Les réponses sont sans importance. »



Hors du temps, confiné sous le poids de la neige envahissante, d’une nature morte où la mélancolie humaine devient folie, un homme fut tué par les habitants d’un petit village éloigné de presque toute civilisation. Mais pourquoi et comment ? On ne sait pas grand-chose sur lui, sauf qu’il aimait dessiner et écrire. A l’écart de ce microcosme presque animal et désœuvré, on le nommait l’Anderer. L’Autre. Sous le poids de l’acte, les villageois demanderont à un des leurs, Brodeck, d’écrire un rapport relatant tout ce qui s’est déroulé pour en arriver à ce drame, sans doute inévitable. Qui plus est, Brodeck, est innocent, n’a rien à voir dans ce crime. Il est neutre, mais son objectivité a des limites. Est-il complice sans le savoir ?

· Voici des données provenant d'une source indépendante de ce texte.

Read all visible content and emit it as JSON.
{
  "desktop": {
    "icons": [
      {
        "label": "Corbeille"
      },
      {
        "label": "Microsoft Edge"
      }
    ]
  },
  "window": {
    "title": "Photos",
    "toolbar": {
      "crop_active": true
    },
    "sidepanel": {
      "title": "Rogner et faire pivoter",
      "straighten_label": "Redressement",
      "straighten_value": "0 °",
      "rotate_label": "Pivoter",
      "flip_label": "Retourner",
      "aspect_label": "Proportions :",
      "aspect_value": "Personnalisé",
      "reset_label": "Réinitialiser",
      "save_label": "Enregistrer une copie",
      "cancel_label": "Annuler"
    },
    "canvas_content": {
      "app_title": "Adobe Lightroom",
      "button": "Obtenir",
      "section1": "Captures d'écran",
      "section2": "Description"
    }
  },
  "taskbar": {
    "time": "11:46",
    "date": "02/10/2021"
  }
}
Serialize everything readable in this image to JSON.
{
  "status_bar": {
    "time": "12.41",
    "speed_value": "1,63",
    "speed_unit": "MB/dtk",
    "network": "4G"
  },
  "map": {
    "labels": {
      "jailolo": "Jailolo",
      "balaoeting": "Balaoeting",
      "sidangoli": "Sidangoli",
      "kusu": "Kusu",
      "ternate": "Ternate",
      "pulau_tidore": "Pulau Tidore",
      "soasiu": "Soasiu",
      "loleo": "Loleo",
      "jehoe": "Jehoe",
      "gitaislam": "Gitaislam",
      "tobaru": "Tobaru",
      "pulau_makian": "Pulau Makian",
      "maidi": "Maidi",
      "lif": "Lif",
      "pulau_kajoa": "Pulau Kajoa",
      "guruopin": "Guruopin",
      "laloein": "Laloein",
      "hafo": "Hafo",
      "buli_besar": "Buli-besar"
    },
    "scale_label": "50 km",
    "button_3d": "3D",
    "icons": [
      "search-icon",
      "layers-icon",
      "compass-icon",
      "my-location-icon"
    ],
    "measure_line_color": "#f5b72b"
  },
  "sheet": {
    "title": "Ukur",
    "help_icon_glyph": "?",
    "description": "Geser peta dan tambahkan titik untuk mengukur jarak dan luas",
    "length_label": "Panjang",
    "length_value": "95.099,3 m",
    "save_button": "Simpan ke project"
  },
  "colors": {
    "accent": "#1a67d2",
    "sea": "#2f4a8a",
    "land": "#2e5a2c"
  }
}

« Moi je n’ai rien fait. Et quand j’ai su ce qui s’était passé,
j’aurais préféré ne jamais en parler. »



Peut-être que tout a une explication, chaque fait en ce bas monde a le droit à une pénitence avec la volonté de se débarrasser d’un poids trop lourd. La résonnance du passé, de l’Histoire, c’est tout l’enjeu d’un récit abrasif où le coup de crayon de Manu Larcenet éclabousse chaque trait d’une torpeur mortifère, d’une poésie macabre, par sa force graphique, son cadrage prodigieux. Suivant la voie qui est la sienne depuis Blast, l’artiste continue à triturer l’âme humaine dans sa noirceur indéfinissable, essaye de déchiffrer ce qui est indéchiffrable, fait parler les hommes qu’on juge trop hâtivement, met un visage sur la décrépitude de la condition d’autrui. Il délaisse son trait presque enfantin et naïf de « Le combat ordinaire » pour une introspection angoissante vers l’insondable.

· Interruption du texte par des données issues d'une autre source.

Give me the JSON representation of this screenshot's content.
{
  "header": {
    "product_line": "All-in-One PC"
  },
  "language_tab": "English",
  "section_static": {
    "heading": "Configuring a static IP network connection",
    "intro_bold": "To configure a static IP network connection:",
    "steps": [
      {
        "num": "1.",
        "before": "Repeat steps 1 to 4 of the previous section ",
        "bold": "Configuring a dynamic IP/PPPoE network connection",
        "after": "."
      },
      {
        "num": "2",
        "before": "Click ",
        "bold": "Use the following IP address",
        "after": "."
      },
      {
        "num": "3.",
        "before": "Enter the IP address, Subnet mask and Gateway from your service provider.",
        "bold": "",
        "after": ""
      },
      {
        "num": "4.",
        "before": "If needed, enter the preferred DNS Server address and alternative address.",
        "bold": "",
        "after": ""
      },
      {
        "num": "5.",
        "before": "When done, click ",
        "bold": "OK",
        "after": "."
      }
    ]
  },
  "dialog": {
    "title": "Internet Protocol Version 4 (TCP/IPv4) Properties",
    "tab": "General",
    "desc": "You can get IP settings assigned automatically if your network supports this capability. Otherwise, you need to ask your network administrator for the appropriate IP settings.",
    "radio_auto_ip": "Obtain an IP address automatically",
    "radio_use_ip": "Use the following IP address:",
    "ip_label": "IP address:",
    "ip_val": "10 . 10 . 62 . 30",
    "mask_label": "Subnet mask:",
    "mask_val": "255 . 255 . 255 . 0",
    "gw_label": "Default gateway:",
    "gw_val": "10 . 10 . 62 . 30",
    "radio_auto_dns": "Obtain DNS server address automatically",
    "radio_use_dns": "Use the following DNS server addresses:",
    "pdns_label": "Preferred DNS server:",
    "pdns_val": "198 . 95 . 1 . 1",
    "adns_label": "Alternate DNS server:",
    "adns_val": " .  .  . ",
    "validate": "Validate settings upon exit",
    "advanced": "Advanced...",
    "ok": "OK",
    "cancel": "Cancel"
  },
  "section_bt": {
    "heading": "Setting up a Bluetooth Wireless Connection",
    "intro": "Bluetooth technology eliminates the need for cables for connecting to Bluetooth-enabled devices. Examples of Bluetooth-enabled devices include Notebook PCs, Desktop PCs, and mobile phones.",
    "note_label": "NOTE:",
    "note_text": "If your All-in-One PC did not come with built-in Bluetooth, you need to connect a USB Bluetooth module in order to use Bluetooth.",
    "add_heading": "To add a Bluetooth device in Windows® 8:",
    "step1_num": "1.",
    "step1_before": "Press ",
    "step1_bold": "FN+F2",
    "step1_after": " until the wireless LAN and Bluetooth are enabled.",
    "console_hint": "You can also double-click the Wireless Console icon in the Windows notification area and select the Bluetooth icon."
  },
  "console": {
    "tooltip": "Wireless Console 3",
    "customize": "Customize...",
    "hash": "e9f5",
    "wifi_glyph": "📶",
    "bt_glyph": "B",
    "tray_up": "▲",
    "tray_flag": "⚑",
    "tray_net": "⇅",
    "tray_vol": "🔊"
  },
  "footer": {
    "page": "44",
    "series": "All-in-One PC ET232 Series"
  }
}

Manu Larcenet ne juge pas le nihilisme, il le décrit, le fait revivre de ses cendres pour le contempler dans le creux de sa main. C’est pourquoi, le premier tome de ce diptyque nous enfonce dans le désarroi le plus effrayant, nous questionne sur la culpabilité de l’Histoire. Le dénouement, nous y sommes encore loin. Ça viendra plus tard. Mais la curiosité fait des jaloux, et les menaces grandissent autour de Brodeck, car tout n’est pas bon à dévoiler. Chaque villageois a ses propres intérêts, sa propre vérité. L’indépendance de l’artiste, sa fragilité est soumise à la pression de la vérité. Mais où se place-t-elle réellement ?



« Je vois leur humilité de façade, forcée, outrancière, et, moi, je
sais leurs indignités, leurs secrets les plus dégueulasses. »



En plus de faire le scribe, Brodeck doit vivre avec ses démons, ses cauchemars les plus pétrifiants, ressassant un passé où il n’était plus humain, où il était un sous homme, un chien tenu en laisse dans un camp par l’autoritarisme de la guerre. Le rapport de Brodeck, c’est des mots sur la mauvaise conscience de chacun, la peur de l’autre, le traumatisme de la guerre qui nous transfigure. Sans jamais la nommer, on pense à la deuxième guerre mondiale. Manu Larcenet délie son histoire par la qualité de sa mise en image portraitiste et expressionniste qui fait parler les regards vitreux de ces visages squelettiques filandreux.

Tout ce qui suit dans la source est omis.